Why, scientists wondered, isn’t Uranus too?

It’s an intriguing question. Uranus and Neptune, the two outermost planets of our solar system, are both ice giants — cold worlds that are part gas, part ice, with similar chemical compositions.

They’re not far off in mass, either, Uranus being 15 times that of Earth, and Neptune 17 times. And they’re both about four times the size of Earth, Uranus being slightly larger.

Yet the two worlds look decidedly different. Uranus, as first revealed by NASA’s passing Voyager 2 spacecraft in 1986, is a featureless light-blue blob. When the same spacecraft encountered Neptune in 1989, it revealed a world with the most powerful winds in the solar system, which rip through a royal blue atmosphere, with giant storms and even a mysterious dark spot. Why the difference?

Patrick Irwin, a planetary physicist at Oxford University, and colleagues have now developed an answer. They pieced together a detailed understanding of each world’s atmosphere using the Gemini North telescope in Hawaii, the Hubble Space Telescope and other observations.
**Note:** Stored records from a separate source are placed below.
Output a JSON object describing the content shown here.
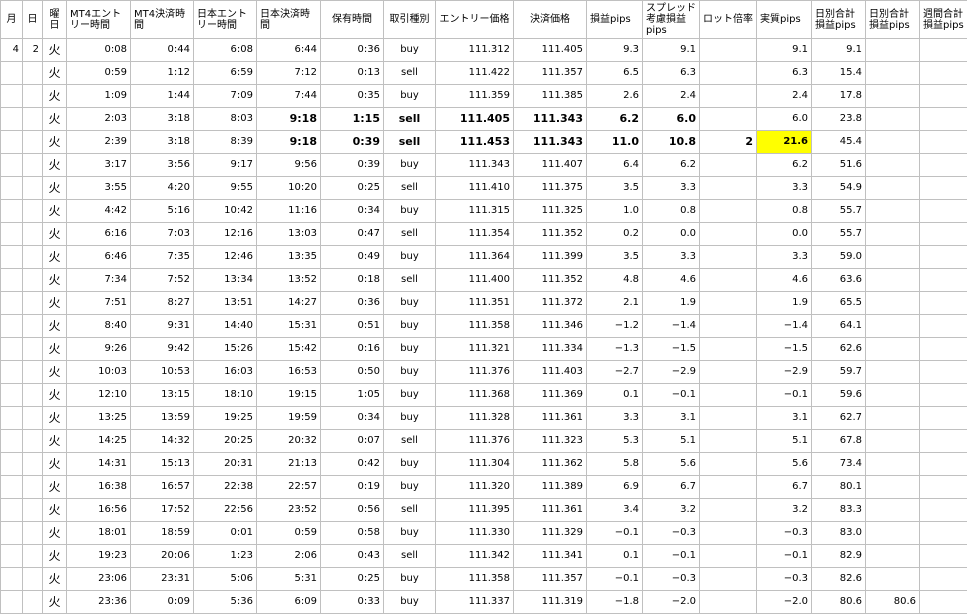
{
  "columns": [
    "月",
    "日",
    "曜日",
    "MT4エントリー時間",
    "MT4決済時間",
    "日本エントリー時間",
    "日本決済時間",
    "保有時間",
    "取引種別",
    "エントリー価格",
    "決済価格",
    "損益pips",
    "スプレッド考慮損益pips",
    "ロット倍率",
    "実質pips",
    "日別合計損益pips",
    "日別合計損益pips",
    "週間合計損益pips"
  ],
  "rows": [
    {
      "month": "4",
      "day": "2",
      "wd": "火",
      "mt4_in": "0:08",
      "mt4_out": "0:44",
      "jp_in": "6:08",
      "jp_out": "6:44",
      "hold": "0:36",
      "type": "buy",
      "entry": "111.312",
      "exit": "111.405",
      "pips": "9.3",
      "spread": "9.1",
      "lot": "",
      "real": "9.1",
      "daily": "9.1",
      "daily2": "",
      "weekly": ""
    },
    {
      "month": "",
      "day": "",
      "wd": "火",
      "mt4_in": "0:59",
      "mt4_out": "1:12",
      "jp_in": "6:59",
      "jp_out": "7:12",
      "hold": "0:13",
      "type": "sell",
      "entry": "111.422",
      "exit": "111.357",
      "pips": "6.5",
      "spread": "6.3",
      "lot": "",
      "real": "6.3",
      "daily": "15.4",
      "daily2": "",
      "weekly": ""
    },
    {
      "month": "",
      "day": "",
      "wd": "火",
      "mt4_in": "1:09",
      "mt4_out": "1:44",
      "jp_in": "7:09",
      "jp_out": "7:44",
      "hold": "0:35",
      "type": "buy",
      "entry": "111.359",
      "exit": "111.385",
      "pips": "2.6",
      "spread": "2.4",
      "lot": "",
      "real": "2.4",
      "daily": "17.8",
      "daily2": "",
      "weekly": ""
    },
    {
      "month": "",
      "day": "",
      "wd": "火",
      "mt4_in": "2:03",
      "mt4_out": "3:18",
      "jp_in": "8:03",
      "jp_out": "9:18",
      "hold": "1:15",
      "type": "sell",
      "entry": "111.405",
      "exit": "111.343",
      "pips": "6.2",
      "spread": "6.0",
      "lot": "",
      "real": "6.0",
      "daily": "23.8",
      "daily2": "",
      "weekly": ""
    },
    {
      "month": "",
      "day": "",
      "wd": "火",
      "mt4_in": "2:39",
      "mt4_out": "3:18",
      "jp_in": "8:39",
      "jp_out": "9:18",
      "hold": "0:39",
      "type": "sell",
      "entry": "111.453",
      "exit": "111.343",
      "pips": "11.0",
      "spread": "10.8",
      "lot": "2",
      "real": "21.6",
      "daily": "45.4",
      "daily2": "",
      "weekly": ""
    },
    {
      "month": "",
      "day": "",
      "wd": "火",
      "mt4_in": "3:17",
      "mt4_out": "3:56",
      "jp_in": "9:17",
      "jp_out": "9:56",
      "hold": "0:39",
      "type": "buy",
      "entry": "111.343",
      "exit": "111.407",
      "pips": "6.4",
      "spread": "6.2",
      "lot": "",
      "real": "6.2",
      "daily": "51.6",
      "daily2": "",
      "weekly": ""
    },
    {
      "month": "",
      "day": "",
      "wd": "火",
      "mt4_in": "3:55",
      "mt4_out": "4:20",
      "jp_in": "9:55",
      "jp_out": "10:20",
      "hold": "0:25",
      "type": "sell",
      "entry": "111.410",
      "exit": "111.375",
      "pips": "3.5",
      "spread": "3.3",
      "lot": "",
      "real": "3.3",
      "daily": "54.9",
      "daily2": "",
      "weekly": ""
    },
    {
      "month": "",
      "day": "",
      "wd": "火",
      "mt4_in": "4:42",
      "mt4_out": "5:16",
      "jp_in": "10:42",
      "jp_out": "11:16",
      "hold": "0:34",
      "type": "buy",
      "entry": "111.315",
      "exit": "111.325",
      "pips": "1.0",
      "spread": "0.8",
      "lot": "",
      "real": "0.8",
      "daily": "55.7",
      "daily2": "",
      "weekly": ""
    },
    {
      "month": "",
      "day": "",
      "wd": "火",
      "mt4_in": "6:16",
      "mt4_out": "7:03",
      "jp_in": "12:16",
      "jp_out": "13:03",
      "hold": "0:47",
      "type": "sell",
      "entry": "111.354",
      "exit": "111.352",
      "pips": "0.2",
      "spread": "0.0",
      "lot": "",
      "real": "0.0",
      "daily": "55.7",
      "daily2": "",
      "weekly": ""
    },
    {
      "month": "",
      "day": "",
      "wd": "火",
      "mt4_in": "6:46",
      "mt4_out": "7:35",
      "jp_in": "12:46",
      "jp_out": "13:35",
      "hold": "0:49",
      "type": "buy",
      "entry": "111.364",
      "exit": "111.399",
      "pips": "3.5",
      "spread": "3.3",
      "lot": "",
      "real": "3.3",
      "daily": "59.0",
      "daily2": "",
      "weekly": ""
    },
    {
      "month": "",
      "day": "",
      "wd": "火",
      "mt4_in": "7:34",
      "mt4_out": "7:52",
      "jp_in": "13:34",
      "jp_out": "13:52",
      "hold": "0:18",
      "type": "sell",
      "entry": "111.400",
      "exit": "111.352",
      "pips": "4.8",
      "spread": "4.6",
      "lot": "",
      "real": "4.6",
      "daily": "63.6",
      "daily2": "",
      "weekly": ""
    },
    {
      "month": "",
      "day": "",
      "wd": "火",
      "mt4_in": "7:51",
      "mt4_out": "8:27",
      "jp_in": "13:51",
      "jp_out": "14:27",
      "hold": "0:36",
      "type": "buy",
      "entry": "111.351",
      "exit": "111.372",
      "pips": "2.1",
      "spread": "1.9",
      "lot": "",
      "real": "1.9",
      "daily": "65.5",
      "daily2": "",
      "weekly": ""
    },
    {
      "month": "",
      "day": "",
      "wd": "火",
      "mt4_in": "8:40",
      "mt4_out": "9:31",
      "jp_in": "14:40",
      "jp_out": "15:31",
      "hold": "0:51",
      "type": "buy",
      "entry": "111.358",
      "exit": "111.346",
      "pips": "−1.2",
      "spread": "−1.4",
      "lot": "",
      "real": "−1.4",
      "daily": "64.1",
      "daily2": "",
      "weekly": ""
    },
    {
      "month": "",
      "day": "",
      "wd": "火",
      "mt4_in": "9:26",
      "mt4_out": "9:42",
      "jp_in": "15:26",
      "jp_out": "15:42",
      "hold": "0:16",
      "type": "buy",
      "entry": "111.321",
      "exit": "111.334",
      "pips": "−1.3",
      "spread": "−1.5",
      "lot": "",
      "real": "−1.5",
      "daily": "62.6",
      "daily2": "",
      "weekly": ""
    },
    {
      "month": "",
      "day": "",
      "wd": "火",
      "mt4_in": "10:03",
      "mt4_out": "10:53",
      "jp_in": "16:03",
      "jp_out": "16:53",
      "hold": "0:50",
      "type": "buy",
      "entry": "111.376",
      "exit": "111.403",
      "pips": "−2.7",
      "spread": "−2.9",
      "lot": "",
      "real": "−2.9",
      "daily": "59.7",
      "daily2": "",
      "weekly": ""
    },
    {
      "month": "",
      "day": "",
      "wd": "火",
      "mt4_in": "12:10",
      "mt4_out": "13:15",
      "jp_in": "18:10",
      "jp_out": "19:15",
      "hold": "1:05",
      "type": "buy",
      "entry": "111.368",
      "exit": "111.369",
      "pips": "0.1",
      "spread": "−0.1",
      "lot": "",
      "real": "−0.1",
      "daily": "59.6",
      "daily2": "",
      "weekly": ""
    },
    {
      "month": "",
      "day": "",
      "wd": "火",
      "mt4_in": "13:25",
      "mt4_out": "13:59",
      "jp_in": "19:25",
      "jp_out": "19:59",
      "hold": "0:34",
      "type": "buy",
      "entry": "111.328",
      "exit": "111.361",
      "pips": "3.3",
      "spread": "3.1",
      "lot": "",
      "real": "3.1",
      "daily": "62.7",
      "daily2": "",
      "weekly": ""
    },
    {
      "month": "",
      "day": "",
      "wd": "火",
      "mt4_in": "14:25",
      "mt4_out": "14:32",
      "jp_in": "20:25",
      "jp_out": "20:32",
      "hold": "0:07",
      "type": "sell",
      "entry": "111.376",
      "exit": "111.323",
      "pips": "5.3",
      "spread": "5.1",
      "lot": "",
      "real": "5.1",
      "daily": "67.8",
      "daily2": "",
      "weekly": ""
    },
    {
      "month": "",
      "day": "",
      "wd": "火",
      "mt4_in": "14:31",
      "mt4_out": "15:13",
      "jp_in": "20:31",
      "jp_out": "21:13",
      "hold": "0:42",
      "type": "buy",
      "entry": "111.304",
      "exit": "111.362",
      "pips": "5.8",
      "spread": "5.6",
      "lot": "",
      "real": "5.6",
      "daily": "73.4",
      "daily2": "",
      "weekly": ""
    },
    {
      "month": "",
      "day": "",
      "wd": "火",
      "mt4_in": "16:38",
      "mt4_out": "16:57",
      "jp_in": "22:38",
      "jp_out": "22:57",
      "hold": "0:19",
      "type": "buy",
      "entry": "111.320",
      "exit": "111.389",
      "pips": "6.9",
      "spread": "6.7",
      "lot": "",
      "real": "6.7",
      "daily": "80.1",
      "daily2": "",
      "weekly": ""
    },
    {
      "month": "",
      "day": "",
      "wd": "火",
      "mt4_in": "16:56",
      "mt4_out": "17:52",
      "jp_in": "22:56",
      "jp_out": "23:52",
      "hold": "0:56",
      "type": "sell",
      "entry": "111.395",
      "exit": "111.361",
      "pips": "3.4",
      "spread": "3.2",
      "lot": "",
      "real": "3.2",
      "daily": "83.3",
      "daily2": "",
      "weekly": ""
    },
    {
      "month": "",
      "day": "",
      "wd": "火",
      "mt4_in": "18:01",
      "mt4_out": "18:59",
      "jp_in": "0:01",
      "jp_out": "0:59",
      "hold": "0:58",
      "type": "buy",
      "entry": "111.330",
      "exit": "111.329",
      "pips": "−0.1",
      "spread": "−0.3",
      "lot": "",
      "real": "−0.3",
      "daily": "83.0",
      "daily2": "",
      "weekly": ""
    },
    {
      "month": "",
      "day": "",
      "wd": "火",
      "mt4_in": "19:23",
      "mt4_out": "20:06",
      "jp_in": "1:23",
      "jp_out": "2:06",
      "hold": "0:43",
      "type": "sell",
      "entry": "111.342",
      "exit": "111.341",
      "pips": "0.1",
      "spread": "−0.1",
      "lot": "",
      "real": "−0.1",
      "daily": "82.9",
      "daily2": "",
      "weekly": ""
    },
    {
      "month": "",
      "day": "",
      "wd": "火",
      "mt4_in": "23:06",
      "mt4_out": "23:31",
      "jp_in": "5:06",
      "jp_out": "5:31",
      "hold": "0:25",
      "type": "buy",
      "entry": "111.358",
      "exit": "111.357",
      "pips": "−0.1",
      "spread": "−0.3",
      "lot": "",
      "real": "−0.3",
      "daily": "82.6",
      "daily2": "",
      "weekly": ""
    },
    {
      "month": "",
      "day": "",
      "wd": "火",
      "mt4_in": "23:36",
      "mt4_out": "0:09",
      "jp_in": "5:36",
      "jp_out": "6:09",
      "hold": "0:33",
      "type": "buy",
      "entry": "111.337",
      "exit": "111.319",
      "pips": "−1.8",
      "spread": "−2.0",
      "lot": "",
      "real": "−2.0",
      "daily": "80.6",
      "daily2": "80.6",
      "weekly": ""
    }
  ],
  "colors": {
    "highlight": "#ffff00",
    "gridline": "#c0c0c0"
  }
}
Both worlds are blue because they have methane in their atmospheres, which absorbs the color red from the sun’s light. But a key middle layer of methane haze on Uranus appeared to be twice as thick as the layer on Neptune. It is the presence of this additional haze that leads to the different visages.

“That haze is sort of white-ish in appearance,” Dr. Irwin said. “That’s why Uranus looks paler than Neptune does.”

The research was published Tuesday in the Journal of Geophysical Research: Planets.

Imke de Pater, a planetary scientist at the University of California, Berkeley, said the finding made sense. “The methane abundance on the two planets is very similar,” she said. “Something has to explain the difference in colors.”

Why Uranus has a thicker haze layer than Neptune may be a result of a giant impact early in its life that knocked the planet on its side, said Leigh Fletcher, a planetary scientist at the University of Leicester in England and a co-author on the paper.

“All of its internal energy and sources of heat could have been relinquished in that enormous collision,” he said. “So what you see today is a more stagnant world.”

Both worlds would lose haze as methane ice pulled it into the lower atmosphere, falling as methane snow. But on the more active Neptune, methane snow falls more often, leading to a thinner haze layer.

Erich Karkoschka, a planetary scientist at the University of Arizona, said he “wouldn’t make that assumption,” that Uranus’s collision with another object explained why it was less active than Neptune. He suggested that the worlds may just be physically different enough to account for the differences in their atmospheres.

The work may also explain the origin of Neptune’s vast and mysterious dark spots, Dr. Irwin said, which appear to be caused by a darkening of the haze particles, possibly caused by evaporating hydrogen sulfide ice.

A future Uranus orbiter and atmospheric probe is now a top priority for NASA to launch in the 2030s. That could tell scientists more about the haze layers, as will observations with the James Webb Space Telescope.

“There’s still an awful lot of uncertainty,” Dr. Irwin said. “We don’t really know what the particles are made of. The only way to really know what’s going on is to drop a probe into these deep atmospheres.”